1988 film by Beverly Sebastion

'Gator Bait II: Cajun Justice is a 1988 sequel to the 1974 film 'Gator Bait, written, produced and directed by Beverly Sebastian and Ferd Sebastian. It is their 12th film overall, followed by their final film, the motorcycle action-drama, Running Cool (1993).

The film was released 14 years after the first film, which starred the 1970 Playboy "Playmate of the Year," Claudia Jennings. The films stars Jan MacKenzie in her place, as Jennings died in a car accident in Malibu, California in 1979.

==Plot==
A sweet city girl is initiated into the rugged ways of the Louisiana bayou by her good-natured Cajun husband "Big T," she ends up getting kidnapped and violated by Big T's chief rival, Leroy, and his swarthy, brutish family as part of an ongoing feud. She manages to escape and return armed with some Cajun justice.

==Cast==
- Melissa Alleman as Bridesmaid
- Jocelyn Boudreaux as Bridesmaid
- Rocky Dugas as Emile
- Keith Gros as Abert
- Reyn Hubbard as Geke
- Sid Larrwiere as Drunk
- Jan MacKenzie as Angelique
- Randolph Parro as Cajun Gentleman
- Susan Serigny as Cajun Cook
- Jerry Armstrong as Joe Boy
- Betty Flemming as Cajun Woman
- Levita Gros as Bartender
- Brad Koepenick as Luke
- Tray Loren as Big T.
- Paul Muzzcat as Leroy
- Ben Sebastian as Elick
- Peter Torrito as Bestman

==Production==
Ferd Sebastian told the online film magazine Mondo Stumpo during an interview (1999) that the reason he went back to make a sequel was Paramount Pictures requested one. "At that time [the first one] was the #1 grossing film in Europe and they wanted [another] one," said Sebastian. "So I made Gator Bait II. Claudia [Jennings] was dead, so I found a new actress: Jan Duncan, who later changed her name [professionally] to Jan MacKenzie, who later changed it to Jan Sebastian. She is my daughter-in-law [married to Ben Sebastian].

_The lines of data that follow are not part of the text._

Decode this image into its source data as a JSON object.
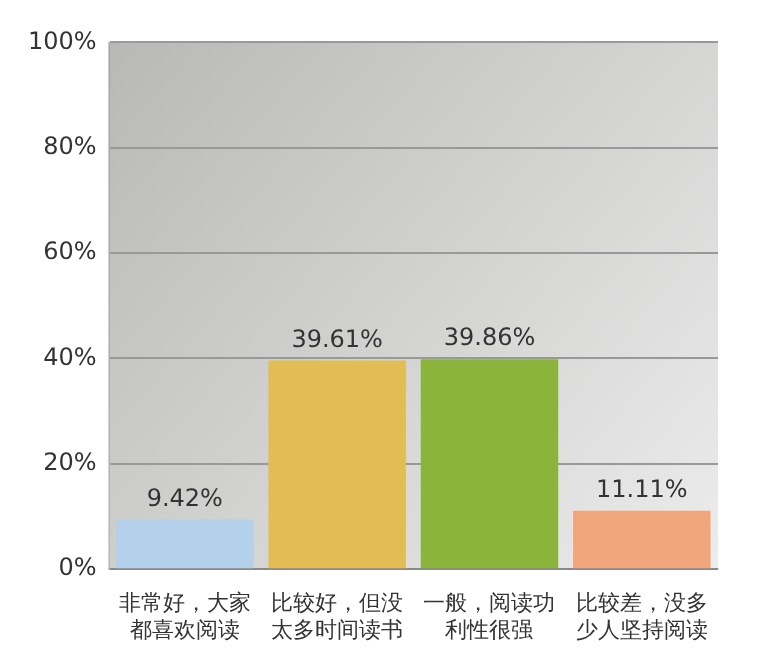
{
  "chart_data": {
    "type": "bar",
    "categories": [
      "非常好，大家都喜欢阅读",
      "比较好，但没太多时间读书",
      "一般，阅读功利性很强",
      "比较差，没多少人坚持阅读"
    ],
    "values": [
      9.42,
      39.61,
      39.86,
      11.11
    ],
    "colors": [
      "#b4d0ea",
      "#e2bc55",
      "#8ab43c",
      "#f0a67a"
    ],
    "value_labels": [
      "9.42%",
      "39.61%",
      "39.86%",
      "11.11%"
    ],
    "ylim": [
      0,
      100
    ],
    "yticks": [
      {
        "value": 0,
        "label": "0%"
      },
      {
        "value": 20,
        "label": "20%"
      },
      {
        "value": 40,
        "label": "40%"
      },
      {
        "value": 60,
        "label": "60%"
      },
      {
        "value": 80,
        "label": "80%"
      },
      {
        "value": 100,
        "label": "100%"
      }
    ],
    "grid": "y",
    "legend": false
  }
}
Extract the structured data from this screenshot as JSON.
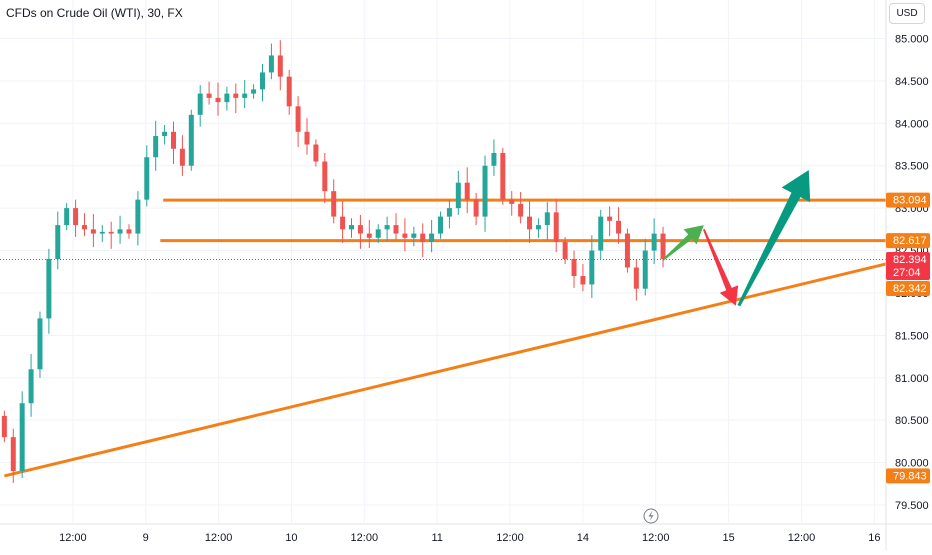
{
  "header": {
    "title": "CFDs on Crude Oil (WTI), 30, FX",
    "currency_button": "USD"
  },
  "chart_data": {
    "type": "candlestick",
    "symbol": "CFDs on Crude Oil (WTI)",
    "interval": "30",
    "exchange": "FX",
    "ylim": [
      79.5,
      85.1
    ],
    "y_ticks": [
      "85.000",
      "84.500",
      "84.000",
      "83.500",
      "83.000",
      "82.500",
      "82.000",
      "81.500",
      "81.000",
      "80.500",
      "80.000",
      "79.500"
    ],
    "x_ticks": [
      {
        "label": "12:00",
        "x": 0.5
      },
      {
        "label": "9",
        "x": 1.0
      },
      {
        "label": "12:00",
        "x": 1.5
      },
      {
        "label": "10",
        "x": 2.0
      },
      {
        "label": "12:00",
        "x": 2.5
      },
      {
        "label": "11",
        "x": 3.0
      },
      {
        "label": "12:00",
        "x": 3.5
      },
      {
        "label": "14",
        "x": 4.0
      },
      {
        "label": "12:00",
        "x": 4.5
      },
      {
        "label": "15",
        "x": 5.0
      },
      {
        "label": "12:00",
        "x": 5.5
      },
      {
        "label": "16",
        "x": 6.0
      }
    ],
    "price_labels": [
      {
        "value": 83.094,
        "text": "83.094",
        "color": "#f57f17"
      },
      {
        "value": 82.617,
        "text": "82.617",
        "color": "#f57f17"
      },
      {
        "value": 82.394,
        "text": "82.394",
        "sub": "27:04",
        "color": "#f23645"
      },
      {
        "value": 82.342,
        "text": "82.342",
        "color": "#f57f17"
      },
      {
        "value": 79.843,
        "text": "79.843",
        "color": "#f57f17"
      }
    ],
    "x_end": 4.55,
    "closes": [
      80.3,
      79.9,
      80.7,
      81.1,
      81.7,
      82.4,
      82.8,
      83.0,
      82.8,
      82.75,
      82.7,
      82.72,
      82.7,
      82.75,
      82.7,
      83.1,
      83.6,
      83.85,
      83.9,
      83.7,
      83.5,
      84.1,
      84.35,
      84.3,
      84.25,
      84.35,
      84.3,
      84.35,
      84.4,
      84.6,
      84.8,
      84.55,
      84.2,
      83.9,
      83.75,
      83.55,
      83.2,
      82.9,
      82.75,
      82.8,
      82.7,
      82.65,
      82.75,
      82.8,
      82.7,
      82.65,
      82.7,
      82.6,
      82.7,
      82.9,
      83.0,
      83.3,
      83.1,
      82.9,
      83.5,
      83.65,
      83.1,
      83.05,
      82.9,
      82.75,
      82.8,
      82.95,
      82.6,
      82.4,
      82.2,
      82.1,
      82.5,
      82.9,
      82.85,
      82.7,
      82.3,
      82.05,
      82.5,
      82.7,
      82.4
    ],
    "candle_colors": {
      "up": "#26a69a",
      "down": "#ef5350"
    },
    "horizontal_levels": [
      {
        "value": 83.094,
        "x_start": 1.12,
        "x_end": 6.0,
        "color": "#f57f17"
      },
      {
        "value": 82.617,
        "x_start": 1.1,
        "x_end": 6.0,
        "color": "#f57f17"
      }
    ],
    "trendline": {
      "x1": 0.03,
      "y1": 79.843,
      "x2": 6.0,
      "y2": 82.342,
      "color": "#f57f17"
    },
    "arrows": [
      {
        "from": [
          4.55,
          82.39
        ],
        "to": [
          4.83,
          82.8
        ],
        "color": "#4caf50",
        "kind": "up"
      },
      {
        "from": [
          4.83,
          82.75
        ],
        "to": [
          5.05,
          81.85
        ],
        "color": "#f23645",
        "kind": "down"
      },
      {
        "from": [
          5.07,
          81.85
        ],
        "to": [
          5.55,
          83.45
        ],
        "color": "#089981",
        "kind": "up"
      }
    ],
    "grid": true
  }
}
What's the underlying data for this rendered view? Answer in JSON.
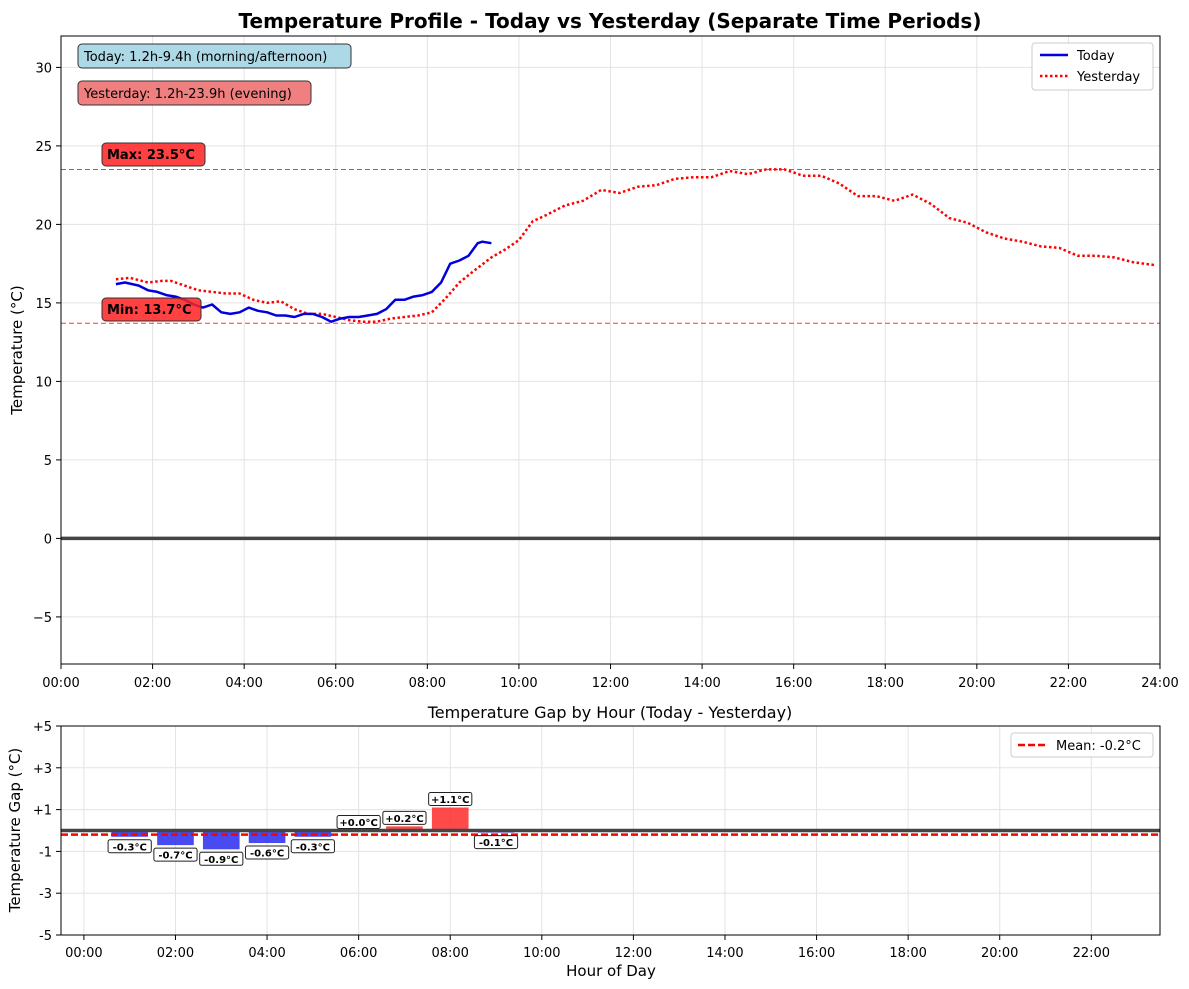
{
  "chart_data": [
    {
      "type": "line",
      "title": "Temperature Profile - Today vs Yesterday (Separate Time Periods)",
      "xlabel": "",
      "ylabel": "Temperature (°C)",
      "xlim": [
        0,
        24
      ],
      "ylim": [
        -8,
        32
      ],
      "xticks": [
        0,
        2,
        4,
        6,
        8,
        10,
        12,
        14,
        16,
        18,
        20,
        22,
        24
      ],
      "xtick_labels": [
        "00:00",
        "02:00",
        "04:00",
        "06:00",
        "08:00",
        "10:00",
        "12:00",
        "14:00",
        "16:00",
        "18:00",
        "20:00",
        "22:00",
        "24:00"
      ],
      "yticks": [
        -5,
        0,
        5,
        10,
        15,
        20,
        25,
        30
      ],
      "ytick_labels": [
        "−5",
        "0",
        "5",
        "10",
        "15",
        "20",
        "25",
        "30"
      ],
      "grid": true,
      "legend_position": "top-right",
      "reference_lines": {
        "zero": 0,
        "max": 23.5,
        "min": 13.7
      },
      "info_boxes": {
        "today": "Today: 1.2h-9.4h (morning/afternoon)",
        "yesterday": "Yesterday: 1.2h-23.9h (evening)"
      },
      "max_label": "Max: 23.5°C",
      "min_label": "Min: 13.7°C",
      "series": [
        {
          "name": "Today",
          "style": "solid",
          "color": "#0000dd",
          "x": [
            1.2,
            1.4,
            1.7,
            1.9,
            2.1,
            2.3,
            2.5,
            2.7,
            2.9,
            3.1,
            3.3,
            3.5,
            3.7,
            3.9,
            4.1,
            4.3,
            4.5,
            4.7,
            4.9,
            5.1,
            5.3,
            5.5,
            5.7,
            5.9,
            6.1,
            6.3,
            6.5,
            6.7,
            6.9,
            7.1,
            7.3,
            7.5,
            7.7,
            7.9,
            8.1,
            8.3,
            8.5,
            8.7,
            8.9,
            9.1,
            9.2,
            9.4
          ],
          "y": [
            16.2,
            16.3,
            16.1,
            15.8,
            15.7,
            15.5,
            15.4,
            15.2,
            14.9,
            14.7,
            14.9,
            14.4,
            14.3,
            14.4,
            14.7,
            14.5,
            14.4,
            14.2,
            14.2,
            14.1,
            14.3,
            14.3,
            14.1,
            13.8,
            14.0,
            14.1,
            14.1,
            14.2,
            14.3,
            14.6,
            15.2,
            15.2,
            15.4,
            15.5,
            15.7,
            16.3,
            17.5,
            17.7,
            18.0,
            18.8,
            18.9,
            18.8
          ]
        },
        {
          "name": "Yesterday",
          "style": "dotted",
          "color": "#ff0000",
          "x": [
            1.2,
            1.5,
            1.9,
            2.2,
            2.4,
            2.7,
            3.0,
            3.3,
            3.6,
            3.9,
            4.2,
            4.5,
            4.8,
            5.1,
            5.4,
            5.7,
            6.0,
            6.3,
            6.6,
            6.9,
            7.2,
            7.5,
            7.8,
            8.1,
            8.4,
            8.7,
            9.0,
            9.4,
            9.7,
            10.0,
            10.3,
            10.6,
            11.0,
            11.4,
            11.8,
            12.2,
            12.6,
            13.0,
            13.4,
            13.8,
            14.2,
            14.6,
            15.0,
            15.4,
            15.8,
            16.2,
            16.6,
            17.0,
            17.4,
            17.8,
            18.2,
            18.6,
            19.0,
            19.4,
            19.8,
            20.2,
            20.6,
            21.0,
            21.4,
            21.8,
            22.2,
            22.6,
            23.0,
            23.4,
            23.9
          ],
          "y": [
            16.5,
            16.6,
            16.3,
            16.4,
            16.4,
            16.1,
            15.8,
            15.7,
            15.6,
            15.6,
            15.2,
            15.0,
            15.1,
            14.6,
            14.3,
            14.3,
            14.1,
            13.9,
            13.8,
            13.8,
            14.0,
            14.1,
            14.2,
            14.4,
            15.3,
            16.3,
            17.0,
            17.9,
            18.4,
            19.0,
            20.2,
            20.6,
            21.2,
            21.5,
            22.2,
            22.0,
            22.4,
            22.5,
            22.9,
            23.0,
            23.0,
            23.4,
            23.2,
            23.5,
            23.5,
            23.1,
            23.1,
            22.6,
            21.8,
            21.8,
            21.5,
            21.9,
            21.3,
            20.4,
            20.1,
            19.5,
            19.1,
            18.9,
            18.6,
            18.5,
            18.0,
            18.0,
            17.9,
            17.6,
            17.4
          ]
        }
      ]
    },
    {
      "type": "bar",
      "title": "Temperature Gap by Hour (Today - Yesterday)",
      "xlabel": "Hour of Day",
      "ylabel": "Temperature Gap (°C)",
      "xlim": [
        -0.5,
        23.5
      ],
      "ylim": [
        -5,
        5
      ],
      "xticks": [
        0,
        2,
        4,
        6,
        8,
        10,
        12,
        14,
        16,
        18,
        20,
        22
      ],
      "xtick_labels": [
        "00:00",
        "02:00",
        "04:00",
        "06:00",
        "08:00",
        "10:00",
        "12:00",
        "14:00",
        "16:00",
        "18:00",
        "20:00",
        "22:00"
      ],
      "yticks": [
        5,
        3,
        1,
        -1,
        -3,
        -5
      ],
      "ytick_labels": [
        "+5",
        "+3",
        "+1",
        "-1",
        "-3",
        "-5"
      ],
      "grid": true,
      "legend_position": "top-right",
      "mean": -0.2,
      "mean_label": "Mean: -0.2°C",
      "hours": [
        1,
        2,
        3,
        4,
        5,
        6,
        7,
        8,
        9
      ],
      "values": [
        -0.3,
        -0.7,
        -0.9,
        -0.6,
        -0.3,
        0.0,
        0.2,
        1.1,
        -0.1
      ],
      "labels": [
        "-0.3°C",
        "-0.7°C",
        "-0.9°C",
        "-0.6°C",
        "-0.3°C",
        "+0.0°C",
        "+0.2°C",
        "+1.1°C",
        "-0.1°C"
      ],
      "positive_color": "#ff2a2a",
      "negative_color": "#2a2aee"
    }
  ]
}
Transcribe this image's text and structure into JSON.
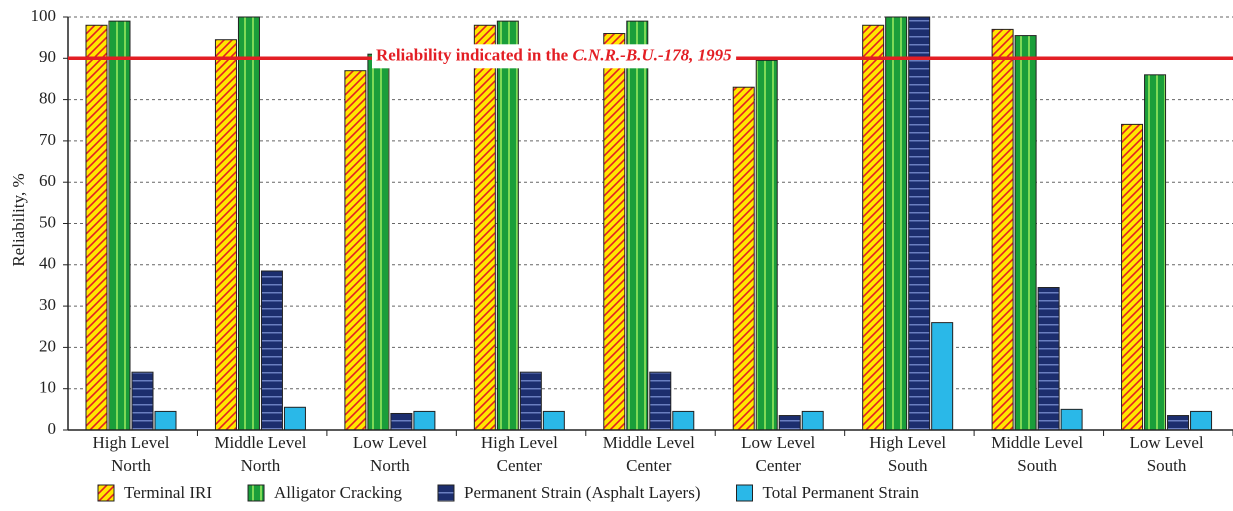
{
  "chart_data": {
    "type": "bar",
    "y_label": "Reliability, %",
    "annotation": {
      "text": "Reliability indicated in the ",
      "italic": "C.N.R.-B.U.-178, 1995",
      "value": 90,
      "color": "#e31e24"
    },
    "categories": [
      [
        "High  Level",
        "North"
      ],
      [
        "Middle Level",
        "North"
      ],
      [
        "Low  Level",
        "North"
      ],
      [
        "High Level",
        "Center"
      ],
      [
        "Middle  Level",
        "Center"
      ],
      [
        "Low  Level",
        "Center"
      ],
      [
        "High  Level",
        "South"
      ],
      [
        "Middle  Level",
        "South"
      ],
      [
        "Low  Level",
        "South"
      ]
    ],
    "series": [
      {
        "name": "Terminal IRI",
        "color": "#ffe600",
        "values": [
          98,
          94.5,
          87,
          98,
          96,
          83,
          98,
          97,
          74
        ]
      },
      {
        "name": "Alligator Cracking",
        "color": "#1a9e3a",
        "values": [
          99,
          100,
          91,
          99,
          99,
          89.5,
          100,
          95.5,
          86
        ]
      },
      {
        "name": "Permanent Strain (Asphalt Layers)",
        "color": "#1c2e6e",
        "values": [
          14,
          38.5,
          4,
          14,
          14,
          3.5,
          100,
          34.5,
          3.5
        ]
      },
      {
        "name": "Total Permanent Strain",
        "color": "#2ab8e8",
        "values": [
          4.5,
          5.5,
          4.5,
          4.5,
          4.5,
          4.5,
          26,
          5,
          4.5
        ]
      }
    ],
    "ylim": [
      0,
      100
    ],
    "yticks": [
      0,
      10,
      20,
      30,
      40,
      50,
      60,
      70,
      80,
      90,
      100
    ],
    "grid": true
  }
}
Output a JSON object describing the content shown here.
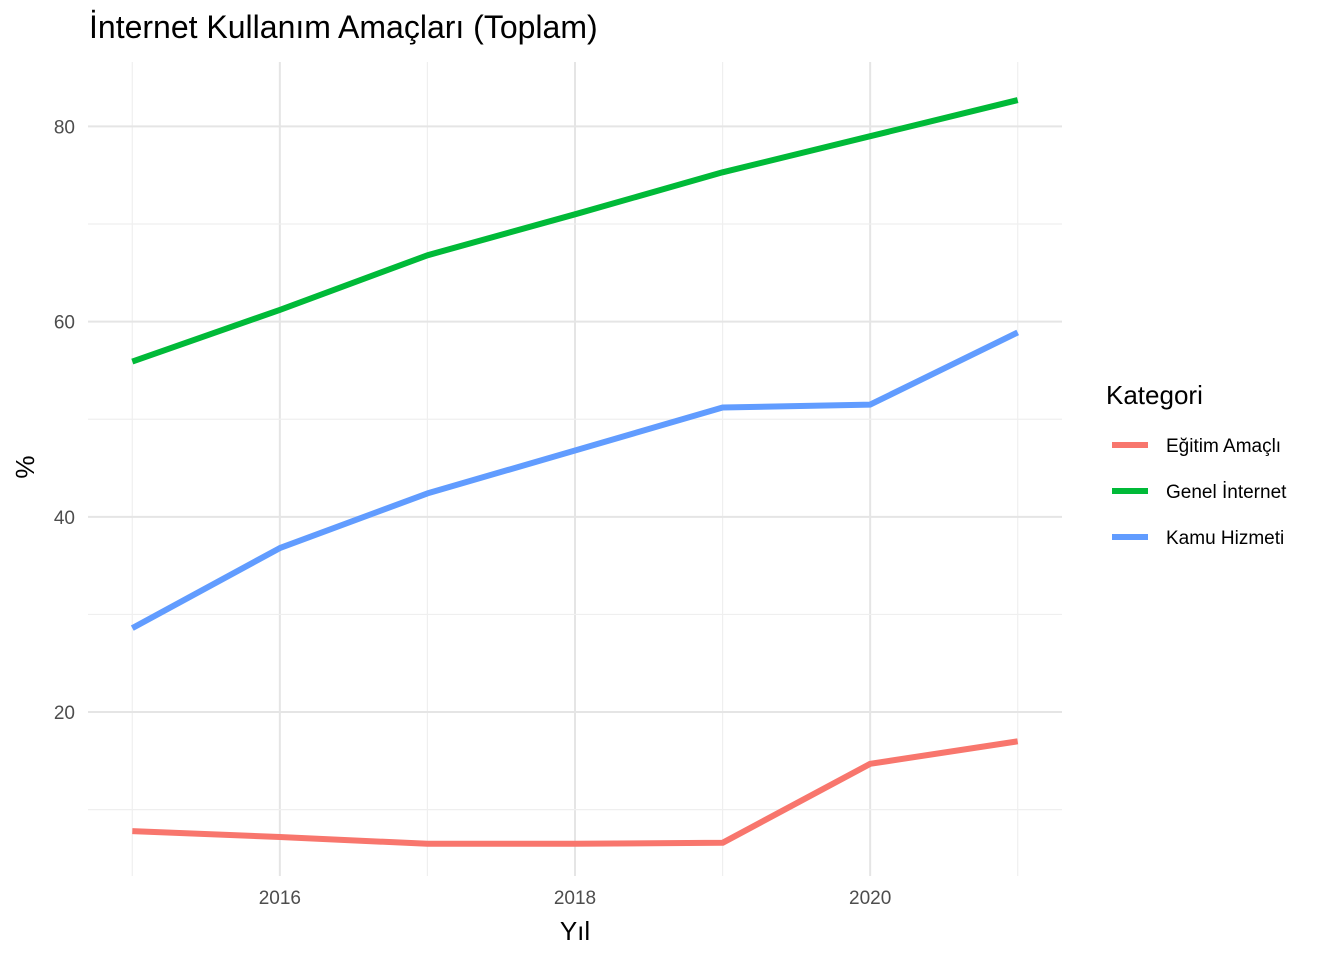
{
  "chart_data": {
    "type": "line",
    "title": "İnternet Kullanım Amaçları (Toplam)",
    "xlabel": "Yıl",
    "ylabel": "%",
    "xlim": [
      2015,
      2021
    ],
    "ylim": [
      3.2,
      86.6
    ],
    "x_ticks": [
      2016,
      2018,
      2020
    ],
    "y_ticks": [
      20,
      40,
      60,
      80
    ],
    "x": [
      2015,
      2016,
      2017,
      2018,
      2019,
      2020,
      2021
    ],
    "grid": true,
    "legend": {
      "title": "Kategori",
      "position": "right"
    },
    "series": [
      {
        "name": "Eğitim Amaçlı",
        "color": "#F8766D",
        "values": [
          7.8,
          7.2,
          6.5,
          6.5,
          6.6,
          14.7,
          17.0
        ]
      },
      {
        "name": "Genel İnternet",
        "color": "#00BA38",
        "values": [
          55.9,
          61.2,
          66.8,
          71.0,
          75.3,
          79.0,
          82.7
        ]
      },
      {
        "name": "Kamu Hizmeti",
        "color": "#619CFF",
        "values": [
          28.6,
          36.8,
          42.4,
          46.8,
          51.2,
          51.5,
          58.9
        ]
      }
    ]
  }
}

"She's not a professional wrestler [through she later worked as one]. I had a choice of getting a pro wrestler and teaching her to act or get an actress and teaching her to wrestle. I chose the latter [with Jan]," Ferd said of Jan. MacKenzie exhibited her wresting skilled learned in the Sebastian's American Angels: Baptism of Blood (1990).

Regarding his memories of Claudia Jennings, Sebastian told the online publication Hysteria Lives UK, "Claudia, Beverly and I all loved each other. It is as simple as that. Claudia became our best friend. Gator Bait was written for Claudia, she wanted to do a film with not a lot of dialog, so 'Gator Bait was it."

==Alternate Versions==
The DVD "Director's Special Edition" by Panama Films contains added nudity and extends the rape scenes. The extras include "The Making of Gator Bait II" featurette (14:28), "Beverly Sebastian Today" featurette (8:56), and "A Message from Ferd Sebastian" featurette (9:00).

The film was also released in France under the title, Rednecks.